Berlin - Ärztepräsident Klaus Reinhardt hat die Bundestagsparteien aufgefordert, endlich eine Neuregelung der Sterbehilfe anzugehen. "Das Bundesverfassungsgericht hat in seinem Urteil vom Februar 2020 dem Bundestag nahegelegt, die organisierte Sterbehilfe erneut zu regulieren und die Suizidprävention zu verbessern. Diese Diskussion muss das Parlament in den kommenden Monaten führen", sagte Reinhardt dem "Redaktionsnetzwerk Deutschland" (Freitagausgaben).

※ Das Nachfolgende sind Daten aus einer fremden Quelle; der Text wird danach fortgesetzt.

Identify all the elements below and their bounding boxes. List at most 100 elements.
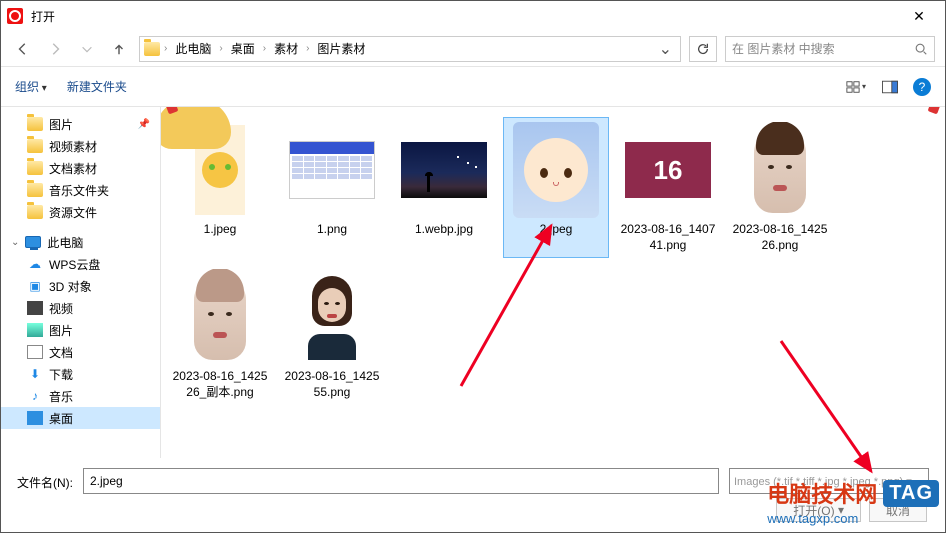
cloud-icon: ☁ xyxy=(27,257,43,271)
sidebar-item-doc-assets[interactable]: 文档素材 xyxy=(1,157,160,179)
sidebar-item-label: 音乐文件夹 xyxy=(49,182,109,199)
file-name: 1.jpeg xyxy=(204,222,237,238)
sidebar-item-label: 文档素材 xyxy=(49,160,97,177)
cube-icon: ▣ xyxy=(27,279,43,293)
close-button[interactable]: ✕ xyxy=(899,8,939,25)
up-button[interactable] xyxy=(107,37,131,61)
sidebar-item-wps[interactable]: ☁ WPS云盘 xyxy=(1,253,160,275)
crumb-desktop[interactable]: 桌面 xyxy=(227,38,259,59)
chevron-right-icon: › xyxy=(164,43,167,54)
navbar: › 此电脑 › 桌面 › 素材 › 图片素材 ⌄ 在 图片素材 中搜索 xyxy=(1,31,945,67)
address-bar[interactable]: › 此电脑 › 桌面 › 素材 › 图片素材 ⌄ xyxy=(139,36,681,62)
filetype-filter[interactable]: Images (*.tif *.tiff *.jpg *.jpeg *.png)… xyxy=(729,468,929,494)
file-name: 1.webp.jpg xyxy=(415,222,473,238)
thumbnail xyxy=(396,122,492,218)
folder-icon xyxy=(27,139,43,153)
open-button[interactable]: 打开(O) ▾ xyxy=(776,498,861,522)
file-item[interactable]: 1.png xyxy=(279,117,385,258)
forward-button[interactable] xyxy=(43,37,67,61)
filename-input[interactable] xyxy=(83,468,719,494)
file-name: 2023-08-16_142526_副本.png xyxy=(172,369,268,400)
thumbnail xyxy=(172,269,268,365)
sidebar-item-label: 桌面 xyxy=(49,410,73,427)
address-dropdown[interactable]: ⌄ xyxy=(655,39,676,59)
crumb-sucai[interactable]: 素材 xyxy=(270,38,302,59)
chevron-down-icon: ⌄ xyxy=(11,237,19,248)
folder-icon xyxy=(27,161,43,175)
chevron-right-icon: › xyxy=(306,43,309,54)
file-item-selected[interactable]: 2.jpeg xyxy=(503,117,609,258)
sidebar-item-this-pc[interactable]: ⌄ 此电脑 xyxy=(1,231,160,253)
sidebar-item-resources[interactable]: 资源文件 xyxy=(1,201,160,223)
file-item[interactable]: 2023-08-16_142526_副本.png xyxy=(167,264,273,405)
file-name: 2023-08-16_142555.png xyxy=(284,369,380,400)
view-mode-button[interactable] xyxy=(845,76,867,98)
footer: 文件名(N): Images (*.tif *.tiff *.jpg *.jpe… xyxy=(1,458,945,532)
file-item[interactable]: 2023-08-16_142555.png xyxy=(279,264,385,405)
cancel-button[interactable]: 取消 xyxy=(869,498,927,522)
sidebar-item-label: WPS云盘 xyxy=(49,256,100,273)
sidebar-item-label: 资源文件 xyxy=(49,204,97,221)
filename-label: 文件名(N): xyxy=(17,474,73,491)
sidebar-item-label: 3D 对象 xyxy=(49,278,92,295)
file-grid: 1.jpeg 1.png 1.webp.jpg 2.jpeg 16 2023-0… xyxy=(161,107,945,458)
organize-menu[interactable]: 组织 xyxy=(15,78,47,95)
sidebar-item-pictures[interactable]: 图片 📌 xyxy=(1,113,160,135)
window-title: 打开 xyxy=(31,8,55,25)
sidebar-item-label: 文档 xyxy=(49,344,73,361)
chevron-right-icon: › xyxy=(263,43,266,54)
thumbnail xyxy=(508,122,604,218)
pin-icon: 📌 xyxy=(138,119,150,130)
sidebar-item-label: 音乐 xyxy=(49,388,73,405)
sidebar-item-downloads[interactable]: ⬇ 下载 xyxy=(1,363,160,385)
crumb-tupian[interactable]: 图片素材 xyxy=(313,38,369,59)
sidebar: 图片 📌 视频素材 文档素材 音乐文件夹 资源文件 ⌄ 此电脑 ☁ WPS云盘 ▣ 3… xyxy=(1,107,161,458)
folder-icon xyxy=(27,117,43,131)
help-button[interactable]: ? xyxy=(913,78,931,96)
preview-pane-button[interactable] xyxy=(879,76,901,98)
thumbnail xyxy=(284,122,380,218)
file-item[interactable]: 2023-08-16_142526.png xyxy=(727,117,833,258)
file-item[interactable]: 16 2023-08-16_140741.png xyxy=(615,117,721,258)
doc-icon xyxy=(27,345,43,359)
folder-icon xyxy=(27,205,43,219)
sidebar-item-video-assets[interactable]: 视频素材 xyxy=(1,135,160,157)
sidebar-item-docs[interactable]: 文档 xyxy=(1,341,160,363)
download-icon: ⬇ xyxy=(27,367,43,381)
sidebar-item-label: 下载 xyxy=(49,366,73,383)
app-icon xyxy=(7,8,23,24)
thumbnail: 16 xyxy=(620,122,716,218)
pc-icon xyxy=(25,236,41,248)
sidebar-item-music[interactable]: ♪ 音乐 xyxy=(1,385,160,407)
sidebar-item-label: 视频素材 xyxy=(49,138,97,155)
crumb-pc[interactable]: 此电脑 xyxy=(171,38,215,59)
sidebar-item-label: 图片 xyxy=(49,322,73,339)
sidebar-item-3d[interactable]: ▣ 3D 对象 xyxy=(1,275,160,297)
toolbar: 组织 新建文件夹 ? xyxy=(1,67,945,107)
search-input[interactable]: 在 图片素材 中搜索 xyxy=(725,36,935,62)
sidebar-item-label: 此电脑 xyxy=(47,234,83,251)
titlebar: 打开 ✕ xyxy=(1,1,945,31)
back-button[interactable] xyxy=(11,37,35,61)
sidebar-item-videos[interactable]: 视频 xyxy=(1,297,160,319)
refresh-button[interactable] xyxy=(689,36,717,62)
sidebar-item-desktop[interactable]: 桌面 xyxy=(1,407,160,429)
recent-dropdown[interactable] xyxy=(75,37,99,61)
file-item[interactable]: 1.webp.jpg xyxy=(391,117,497,258)
file-name: 1.png xyxy=(317,222,347,238)
picture-icon xyxy=(27,323,43,337)
sidebar-item-label: 视频 xyxy=(49,300,73,317)
button-label: 打开(O) xyxy=(793,502,834,519)
sidebar-item-images[interactable]: 图片 xyxy=(1,319,160,341)
music-icon: ♪ xyxy=(27,389,43,403)
thumbnail xyxy=(732,122,828,218)
folder-icon xyxy=(144,42,160,56)
file-name: 2023-08-16_142526.png xyxy=(732,222,828,253)
video-icon xyxy=(27,301,43,315)
file-name: 2023-08-16_140741.png xyxy=(620,222,716,253)
sidebar-item-music-folder[interactable]: 音乐文件夹 xyxy=(1,179,160,201)
new-folder-button[interactable]: 新建文件夹 xyxy=(67,78,127,95)
sidebar-item-label: 图片 xyxy=(49,116,73,133)
chevron-right-icon: › xyxy=(219,43,222,54)
desktop-icon xyxy=(27,411,43,425)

Das Verfassungsgericht habe zwar das Verbot der geschäftsmäßigen Suizidbeihilfe gekippt, "gleichzeitig aber auf Schutzkonzepte und Sicherungsmechanismen hingewiesen, um Sterbehilfeorganisationen Grenzen zu setzen", so der Ärztepräsident. "Solange das nicht geschieht, können selbsternannte Sterbehelfer machen, was sie wollten. Das kann und darf so nicht bleiben", sagte Reinhardt. Zudem müsse die Suizidprophylaxe erheblich verbessert werden, etwa durch den Ausbau psychosozialer Hilfen für alte und vereinsamte Menschen. Reinhardt bekräftigte, dass sich der diesjährige Ärztetag mit dem Thema beschäftigen werde. "Wir werden auf dem Ärztetag im Mai darüber diskutieren, ob und wenn ja, wie wir unsere Berufsordnung an dieser Stelle anpassen müssen", sagte Reinhardt. In der Muster-Berufsordnung der Bundesärztekammer heißt es derzeit: "Ärzte dürfen keine Hilfe zur Selbsttötung leisten." Der Ärztepräsident sagte dazu: "Aus meiner Sicht wäre ein apodiktisches Verbot des ärztlich assistierten Suizids wohl kaum mit dem Karlsruher Urteil zu vereinbaren." Allerdings bestehe in der Ärzteschaft die Sorge, dass bei einer Änderung der bestehenden berufsrechtlichen Regelung der Eindruck entstehen könnte, die Ärzteschaft sei generell zum assistierten Suizid bereit. "Das ist definitiv nicht der Fall", sagte Reinhardt und fügte hinzu: "Für mich persönlich ist die Hilfe zur Selbsttötung keine ärztliche Aufgabe. Es widerspricht grundsätzlich dem ärztlichen Ethos, weil wir dem Leben verpflichtet sind und nicht dem Sterben."